The Science of Existence (14) Galaxies

Galaxies

The Force binds the galaxy together. ~ Obi-Wan Kenobi in the movie Star Wars (1977)

A galaxy is a cluster of star systems and stellar remnants, swirling in an interstellar mixture of gas, dust, and massive matter.

The structures in our present universe are the outcome of more than 10 billion years of evolution. Slight irregularities imprinted at very early eras led to increasing contrasts in the density from place to place, until overdense regions evolved into bound structures. ~ English astrophysicist Martin Rees

We do not know when galaxies emerged. The 1st galaxies we are aware of coalesced by 13.57 BYA. There were already mature galaxies with billions of stars 12.3 BYA.

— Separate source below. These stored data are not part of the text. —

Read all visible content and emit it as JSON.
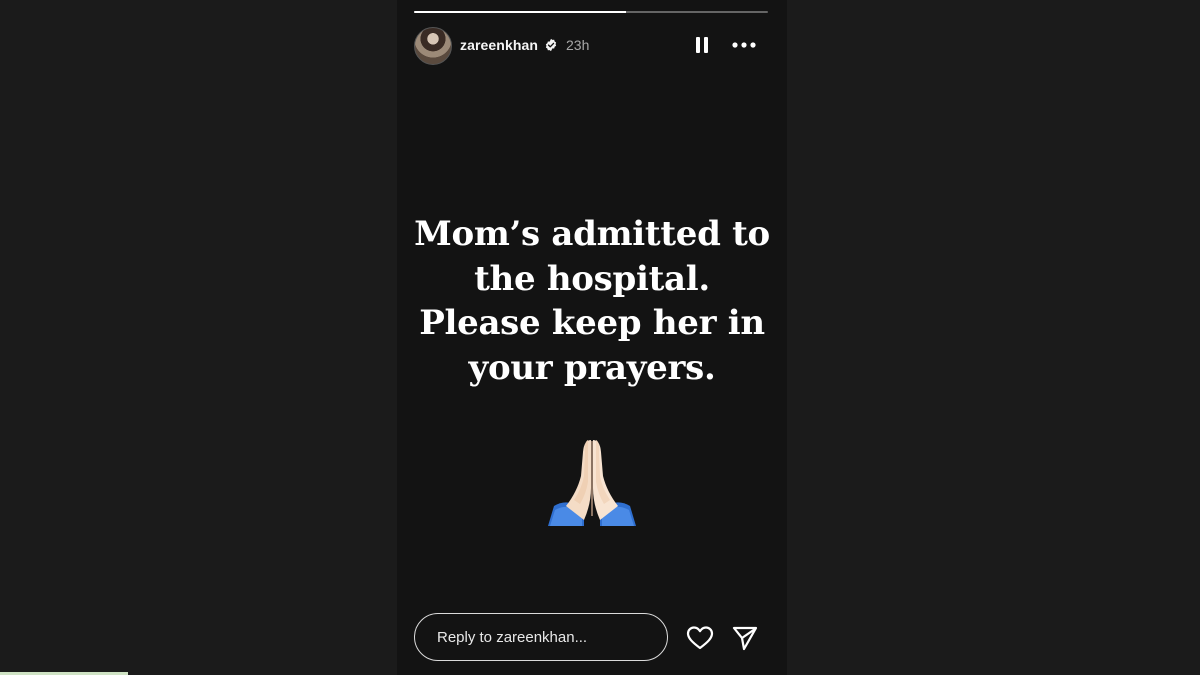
{
  "story": {
    "progress_fraction": 0.6,
    "user": {
      "username": "zareenkhan",
      "verified": true,
      "time_ago": "23h",
      "avatar_icon": "profile-avatar"
    },
    "controls": {
      "pause_icon": "pause-icon",
      "more_icon": "more-options-icon"
    },
    "message": {
      "lines": [
        "Mom’s admitted to",
        "the hospital.",
        "Please keep her in",
        "your prayers."
      ],
      "emoji": "folded-hands-icon"
    },
    "footer": {
      "reply_placeholder": "Reply to zareenkhan...",
      "like_icon": "heart-icon",
      "share_icon": "send-icon"
    }
  },
  "colors": {
    "page_bg": "#1b1b1b",
    "story_bg": "#131313",
    "text_primary": "#ffffff",
    "text_secondary": "#a8a8a8",
    "verified_blue": "#ffffff"
  }
}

(That galaxies existed only 250 million years after the supposed Big Bang strongly indicates that the standard cosmological model is bogus, as there is no astrophysical explanation for such rapid galactic evolution.)

The number of galaxies is much bigger than anyone would have guessed. And the real number could be even higher. ~ English astrophysicist Christopher Conselice

There are now ~4 trillion (4,000,000,000,000) galaxies in the universe; roughly half light and half dark. Each light galaxy may contain millions or even billions of stars. Almost all visible star systems have planets.

Within a few billion years of galactic formation, there were 10 times as many galaxies as there are today. Cosmic evolution reduced the number of galaxies through extensive merging.

To this day, mysterious filaments of galactic attraction thread the universe in an invisible gravitational web. Galaxies form along these filaments, with massive black holes as their hearts. The gravitational influence of filaments entices molecular hydrogen gas to coalesce, and so permits star formation. Galaxies run on gas.

Acting as a black backdrop to the glittering cosmopolitan cosmos, dark galaxies are conjectured to be as plentiful as the light variety. Some are utterly devoid of stars; others have a relative few. Black holes and gravitational filaments corral dense gas globules that shed no light. Little is known about the ecologies of galaxies, light or dark.